Vielleicht schmeckt es einem, wenn Rirkrit Tiravanija kocht; womöglich ist es anregend, wenn Vanessa Beecroft nackte Models auf die Bühne stellt; wahrscheinlich ist es sogar höchst unterhaltsam, Matthew Barneys neueste filmische Kreation zu bewundern. Wie angenehm auch immer derlei Präsentationen sein mögen, etwas gibt es, das sie nicht von sich aus zu leisten vermögen, etwas, das gewisse Leute für wichtig halten, weswegen sie andere und sie sich selbst Künstler nennen. Dieses etwas ist entsprechend der Sachverhalt, dass es Kunst ist. Kunst ist, seit sie mit der Moderne eine Weise der Welterzeugung wurde, eine Sache des Textes, des Darüberredens und der Auslegung. Es hilft nichts: Erst wenn sich eine Lage an Geschriebenem und Gesagtem auf die Phänomene breitet, sind sie Kunst. Thomas Locher, der gebürtige Schwabe, der lange in Köln war und seit zwei Jahren in Berlin lebt, nimmt dieses Schichtenprinzip ganz buchstäblich. Auf Tische, Stühle, Schränke, auf Plastiktafeln und Metallwände, auf Spiegelflächen und auf Fotos legt er Lettern, die manchmal schierer Buchstabe bleiben oder sich genauso zu wortreichen und sinnverschrobenen Satzungetümen fügen. Text jedenfalls wird appliziert, und als Hybride, als Ergebnisse einer Aufpfropfung wandern die Gegenstände in die Galerie. So jetzt zu Georg Kargl. Locher, so sieht es aus, ist ein Ordnungsfanatiker. Bisweilen buchstabiert er auf seinen Unterlagen die Grammatik hinauf und hinab, liefert alles, was es an Personal- oder Possessivpronomina gibt.

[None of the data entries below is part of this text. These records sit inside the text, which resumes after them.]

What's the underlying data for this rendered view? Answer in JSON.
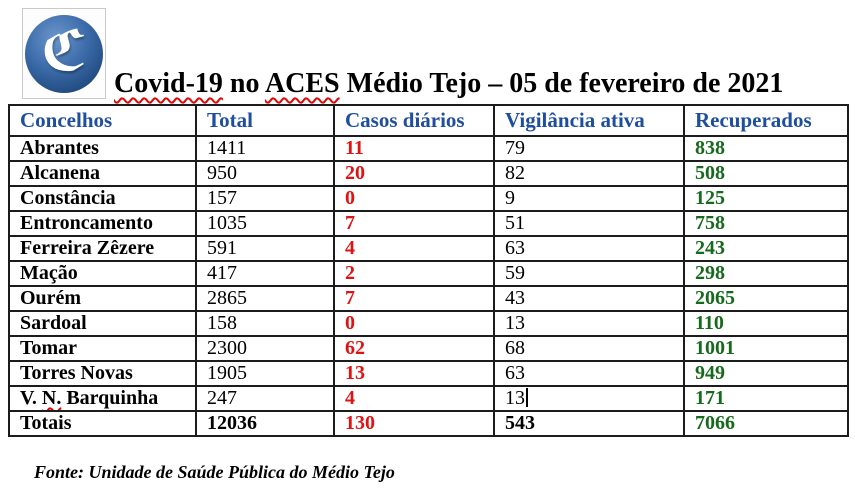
{
  "logo": {
    "letter": "ℭ"
  },
  "title": {
    "segments": [
      {
        "text": "Covid-19",
        "misspelled": true
      },
      {
        "text": " no ",
        "misspelled": false
      },
      {
        "text": "ACES",
        "misspelled": true
      },
      {
        "text": " Médio Tejo – 05 de fevereiro de 2021",
        "misspelled": false
      }
    ]
  },
  "table": {
    "columns": [
      "Concelhos",
      "Total",
      "Casos diários",
      "Vigilância ativa",
      "Recuperados"
    ],
    "rows": [
      {
        "name": [
          {
            "text": "Abrantes"
          }
        ],
        "total": "1411",
        "daily": "11",
        "vigilancia": "79",
        "recuperados": "838"
      },
      {
        "name": [
          {
            "text": "Alcanena"
          }
        ],
        "total": "950",
        "daily": "20",
        "vigilancia": "82",
        "recuperados": "508"
      },
      {
        "name": [
          {
            "text": "Constância"
          }
        ],
        "total": "157",
        "daily": "0",
        "vigilancia": "9",
        "recuperados": "125"
      },
      {
        "name": [
          {
            "text": "Entroncamento"
          }
        ],
        "total": "1035",
        "daily": "7",
        "vigilancia": "51",
        "recuperados": "758"
      },
      {
        "name": [
          {
            "text": "Ferreira Zêzere"
          }
        ],
        "total": "591",
        "daily": "4",
        "vigilancia": "63",
        "recuperados": "243"
      },
      {
        "name": [
          {
            "text": "Mação"
          }
        ],
        "total": "417",
        "daily": "2",
        "vigilancia": "59",
        "recuperados": "298"
      },
      {
        "name": [
          {
            "text": "Ourém"
          }
        ],
        "total": "2865",
        "daily": "7",
        "vigilancia": "43",
        "recuperados": "2065"
      },
      {
        "name": [
          {
            "text": "Sardoal"
          }
        ],
        "total": "158",
        "daily": "0",
        "vigilancia": "13",
        "recuperados": "110"
      },
      {
        "name": [
          {
            "text": "Tomar"
          }
        ],
        "total": "2300",
        "daily": "62",
        "vigilancia": "68",
        "recuperados": "1001"
      },
      {
        "name": [
          {
            "text": "Torres Novas"
          }
        ],
        "total": "1905",
        "daily": "13",
        "vigilancia": "63",
        "recuperados": "949"
      },
      {
        "name": [
          {
            "text": "V. "
          },
          {
            "text": "N.",
            "misspelled": true
          },
          {
            "text": " Barquinha"
          }
        ],
        "total": "247",
        "daily": "4",
        "vigilancia": "13",
        "caret": true,
        "recuperados": "171"
      },
      {
        "name": [
          {
            "text": "Totais"
          }
        ],
        "total": "12036",
        "daily": "130",
        "vigilancia": "543",
        "recuperados": "7066",
        "bold": true
      }
    ]
  },
  "footer": {
    "source": "Fonte: Unidade de Saúde Pública do Médio Tejo"
  },
  "colors": {
    "header_blue": "#1f4e9e",
    "daily_red": "#e01212",
    "recovered_green": "#17691c",
    "table_border": "#1c1c1c",
    "squiggle_red": "#dd0806",
    "logo_blue": "#2f62a7"
  }
}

Über Wörter zu verfügen, die die Linguistik \Shifter\ nennt, Vokabeln also, die zwischen denen, die sie benutzen, hin und her wandern, bei \ich\ und \du\ etwa oder bei \mein\ und \dein\, ist eines der Fundamente von Identität. Locher verwaltet diese Grundfeste vielgestaltig, und wenn sie nur stark genug sind, weiten sie sich aus zum Grundgesetz der Bundesrepublik Deutschland, zu Grundsätzen der Legislative und zu Grundannahmen über das Funktionieren von Gesellschaften. Locher liefert Schaubilder zum Prinzip Palimpsest. Und genau so gestaltet sich der Mechanismus der Kunst: Über das Ich legt sich ein Du, über das Einzelne das Verbindliche, über das Phänomen der Kanon, über die Form die Norm.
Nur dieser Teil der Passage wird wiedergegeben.